The retailer said it expected adjusted pre-tax profits of £155mln for the year to end-April, down from the £160mln it forecast when it announced its interims.

BooHoo

Like ASOS, online fast fashion rival Boohoo Group PLC (AIM:BOO) also finds itself on the ‘most shorted’ list.

So far in the past year Boohoo shares have lost more than 70% of their value over the last twelve months, and, are 27% lower in 2022 to date.

Some 6.2% of shares are ‘held short’ with seven funds shorting the stock, according to Granite’s data.

Even more so than ASOS, stock market analysts fancy BooHoo will go higher with consensus pitched at ‘outperform’.

Eleven of fourteen analyst teams are bullish, rating the retailer as either a ‘buy’ or ‘outperform’.

Liberum is among few brokers staying on the fence with a ‘hold’ rating cautioned over inflated supply chain costs persisting for the next twelve months as well as a crunch on consumers.

“BooHoo’s pricing ability is limited in the current inflationary environment where its target customer demographic is impacted by increased cost of living, and competition from the emergence of D2C players from China is increasing. The company noted that it is trying to prevent any price increases despite the cost inflation as it focuses on maintaining its competitive position in the market.”

In early May, Boohoo told investors it expects “pandemic-related external factors” to continue in the year ahead, although it predicted an improvement in conditions in the last six months of the year.

Revenue growth for the year to end-February 2023 is expected to be in the low-single digits, while underlying profit (adjusted EBITDA) margins are forecast to be between 4%-7%, the online fashion retailer said in a statement.

Kingfisher

B&Q owner Kingfisher PLC (LSE:KGF) has shed 26% off its market value over the past twelve months, with most of that lost in 2022 to date.

Some 6% of Kingfisher stock is held short, according to Granite, which says six funds are shorting.

City analysts are mostly on the fence, with consensus landing on ‘hold’ – as six brokers rate the retailer as wither ‘buy’ or ‘outperform’, four are bearish and a total of ten retain a ‘hold’ recommendation.

Royal Bank of Canada (TSX:RY) earlier in May said that Kingfisher should have scope to pay higher cash returns to shareholders and that, given the depressed share price, upping returns would “make sense”.

Moreover, the bank’s analyst said it would be a “very sensible use of cash” as home improvement company’s shares were trading in London at around 75% of book value.

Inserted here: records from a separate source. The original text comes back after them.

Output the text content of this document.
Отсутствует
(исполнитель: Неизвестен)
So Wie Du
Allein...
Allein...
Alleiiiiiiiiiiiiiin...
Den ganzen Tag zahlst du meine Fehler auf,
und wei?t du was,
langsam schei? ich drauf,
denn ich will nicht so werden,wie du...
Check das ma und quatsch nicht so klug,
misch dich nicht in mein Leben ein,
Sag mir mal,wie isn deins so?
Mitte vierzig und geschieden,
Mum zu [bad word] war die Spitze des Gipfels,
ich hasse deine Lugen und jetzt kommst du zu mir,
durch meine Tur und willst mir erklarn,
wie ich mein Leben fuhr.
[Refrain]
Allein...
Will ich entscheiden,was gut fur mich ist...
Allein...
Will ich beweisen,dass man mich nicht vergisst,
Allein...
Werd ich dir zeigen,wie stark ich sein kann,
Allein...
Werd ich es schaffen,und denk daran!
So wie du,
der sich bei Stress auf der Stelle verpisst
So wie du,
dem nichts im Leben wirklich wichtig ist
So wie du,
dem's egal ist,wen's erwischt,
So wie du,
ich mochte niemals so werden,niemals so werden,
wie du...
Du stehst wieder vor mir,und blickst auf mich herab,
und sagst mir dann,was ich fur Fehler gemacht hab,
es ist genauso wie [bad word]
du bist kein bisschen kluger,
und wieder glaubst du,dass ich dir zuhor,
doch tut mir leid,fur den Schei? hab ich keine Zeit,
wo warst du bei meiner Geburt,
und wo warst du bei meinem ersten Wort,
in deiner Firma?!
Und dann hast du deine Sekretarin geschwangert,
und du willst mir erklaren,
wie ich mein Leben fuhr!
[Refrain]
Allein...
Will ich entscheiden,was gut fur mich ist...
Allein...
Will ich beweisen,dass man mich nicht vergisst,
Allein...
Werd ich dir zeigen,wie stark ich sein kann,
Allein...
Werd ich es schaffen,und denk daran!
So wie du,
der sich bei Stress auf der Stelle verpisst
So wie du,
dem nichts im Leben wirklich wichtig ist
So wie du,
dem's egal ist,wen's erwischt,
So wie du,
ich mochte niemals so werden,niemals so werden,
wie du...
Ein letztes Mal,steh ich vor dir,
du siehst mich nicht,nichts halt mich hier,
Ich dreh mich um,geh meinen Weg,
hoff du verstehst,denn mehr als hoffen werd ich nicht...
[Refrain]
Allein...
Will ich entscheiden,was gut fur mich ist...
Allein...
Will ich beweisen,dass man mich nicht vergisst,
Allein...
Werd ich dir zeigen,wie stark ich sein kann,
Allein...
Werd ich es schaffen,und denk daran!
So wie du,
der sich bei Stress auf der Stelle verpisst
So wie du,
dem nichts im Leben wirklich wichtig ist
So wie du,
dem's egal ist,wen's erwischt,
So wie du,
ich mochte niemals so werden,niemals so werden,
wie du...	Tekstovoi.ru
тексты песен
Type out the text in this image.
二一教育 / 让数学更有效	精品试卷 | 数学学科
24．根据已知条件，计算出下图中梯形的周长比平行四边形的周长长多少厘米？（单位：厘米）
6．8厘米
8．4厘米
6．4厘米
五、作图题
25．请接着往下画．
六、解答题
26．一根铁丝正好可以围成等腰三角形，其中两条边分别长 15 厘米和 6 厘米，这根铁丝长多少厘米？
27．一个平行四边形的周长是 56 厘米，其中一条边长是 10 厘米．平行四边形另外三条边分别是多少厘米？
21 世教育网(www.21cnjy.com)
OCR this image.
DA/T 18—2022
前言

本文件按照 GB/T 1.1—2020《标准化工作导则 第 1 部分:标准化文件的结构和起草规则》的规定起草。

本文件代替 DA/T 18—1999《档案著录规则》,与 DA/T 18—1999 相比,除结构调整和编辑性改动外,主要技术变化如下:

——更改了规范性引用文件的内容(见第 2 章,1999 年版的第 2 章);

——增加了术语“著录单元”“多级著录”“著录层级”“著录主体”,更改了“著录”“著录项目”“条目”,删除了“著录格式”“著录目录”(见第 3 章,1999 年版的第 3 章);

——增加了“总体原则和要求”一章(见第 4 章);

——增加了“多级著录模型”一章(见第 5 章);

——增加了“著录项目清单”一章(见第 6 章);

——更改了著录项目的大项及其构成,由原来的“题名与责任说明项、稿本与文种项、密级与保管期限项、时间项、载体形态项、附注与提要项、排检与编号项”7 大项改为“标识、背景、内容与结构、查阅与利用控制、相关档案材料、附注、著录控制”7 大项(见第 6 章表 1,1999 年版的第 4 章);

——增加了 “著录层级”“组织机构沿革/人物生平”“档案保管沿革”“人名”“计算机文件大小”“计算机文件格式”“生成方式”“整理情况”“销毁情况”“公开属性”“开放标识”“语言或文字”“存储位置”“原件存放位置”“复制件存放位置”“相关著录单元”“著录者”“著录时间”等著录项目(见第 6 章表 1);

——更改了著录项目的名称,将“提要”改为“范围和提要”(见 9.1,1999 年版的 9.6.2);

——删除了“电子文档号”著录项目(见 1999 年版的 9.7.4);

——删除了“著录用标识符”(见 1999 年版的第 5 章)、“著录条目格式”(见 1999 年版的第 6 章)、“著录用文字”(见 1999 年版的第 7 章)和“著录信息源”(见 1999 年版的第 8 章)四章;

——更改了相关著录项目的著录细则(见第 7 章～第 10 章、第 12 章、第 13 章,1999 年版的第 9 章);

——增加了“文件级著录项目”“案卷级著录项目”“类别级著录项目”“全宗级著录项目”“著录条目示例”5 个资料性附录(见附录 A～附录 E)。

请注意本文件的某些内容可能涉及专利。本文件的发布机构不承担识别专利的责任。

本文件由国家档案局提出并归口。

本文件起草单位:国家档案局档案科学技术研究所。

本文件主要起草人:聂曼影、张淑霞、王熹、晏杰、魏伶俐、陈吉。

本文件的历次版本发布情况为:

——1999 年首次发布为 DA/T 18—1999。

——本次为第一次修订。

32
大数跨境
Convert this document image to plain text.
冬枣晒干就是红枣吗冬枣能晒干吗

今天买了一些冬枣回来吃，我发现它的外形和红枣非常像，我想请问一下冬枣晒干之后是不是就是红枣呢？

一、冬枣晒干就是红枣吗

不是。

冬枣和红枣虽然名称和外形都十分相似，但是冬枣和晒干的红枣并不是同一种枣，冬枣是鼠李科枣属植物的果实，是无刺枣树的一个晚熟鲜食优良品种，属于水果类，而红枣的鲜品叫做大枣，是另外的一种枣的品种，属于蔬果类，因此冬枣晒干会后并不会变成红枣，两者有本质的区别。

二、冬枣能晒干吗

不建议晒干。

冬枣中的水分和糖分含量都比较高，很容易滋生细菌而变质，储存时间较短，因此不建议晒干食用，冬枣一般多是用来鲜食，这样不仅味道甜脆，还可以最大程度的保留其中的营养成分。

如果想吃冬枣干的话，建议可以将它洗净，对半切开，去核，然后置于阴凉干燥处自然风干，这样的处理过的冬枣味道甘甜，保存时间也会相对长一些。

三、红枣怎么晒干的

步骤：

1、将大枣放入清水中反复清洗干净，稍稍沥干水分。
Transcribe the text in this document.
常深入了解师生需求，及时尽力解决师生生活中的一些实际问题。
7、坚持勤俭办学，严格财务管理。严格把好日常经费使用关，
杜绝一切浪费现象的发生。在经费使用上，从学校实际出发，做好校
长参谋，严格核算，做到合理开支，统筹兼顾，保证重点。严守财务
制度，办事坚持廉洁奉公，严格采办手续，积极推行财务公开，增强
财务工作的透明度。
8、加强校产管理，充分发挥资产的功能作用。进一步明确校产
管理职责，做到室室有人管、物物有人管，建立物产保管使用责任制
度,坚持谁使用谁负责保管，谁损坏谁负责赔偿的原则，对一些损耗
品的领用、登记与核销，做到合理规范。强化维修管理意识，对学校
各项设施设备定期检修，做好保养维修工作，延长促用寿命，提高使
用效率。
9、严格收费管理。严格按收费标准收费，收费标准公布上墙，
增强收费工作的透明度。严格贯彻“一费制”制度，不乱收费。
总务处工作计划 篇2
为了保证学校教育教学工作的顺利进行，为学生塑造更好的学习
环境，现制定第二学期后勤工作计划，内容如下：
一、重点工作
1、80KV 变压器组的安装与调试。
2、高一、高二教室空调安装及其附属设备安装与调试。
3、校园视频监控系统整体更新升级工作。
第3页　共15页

Results last week saw the B&Q parent report first-quarter sales were “significantly ahead” of pre-pandemic levels, and, announced a £300mln share buyback.

“While facing very strong comparatives in the prior year, our continued strategic progress has enabled us to retain a significant proportion of the increased sales during the pandemic,” said chief executive Thierry Garnier.

Kingfisher reported “good momentum” into the second quarter with like-for-like sales down 2.5% in the two weeks to 14 May 2022 but up 21.8% compared with three years ago.

Royal Mail

Royal Mail PLC (LSE:RMG) shares are down 48% since this time last year, most of which came in 2022 in the year to date.

Some 4.9% of its stock is held short, according to Granite, and five funds are shorting.

City analyst consensus lands on the bullish side with eleven brokers rating as either ‘buy’ or ‘outperform’ versus four bearish calls.

In mid-May, Royal Mail’s full-year results statement saw chief executive officer (CEO), Simon Thompson, emphasised the need for the letters and parcels delivery firm to kick on with its transformation, a shot across the bows of the Communication Workers Union (CWU).

Group revenue in the year just ended edged up to £12.71bn from £12.64bn the year before.

Profit before tax slipped 8.8% to £662mln from £726mln. Net debt widened to £985mln from £457mln a year earlier. The board proposed a final dividend of 13.3p, making the full-year pay-out 20p.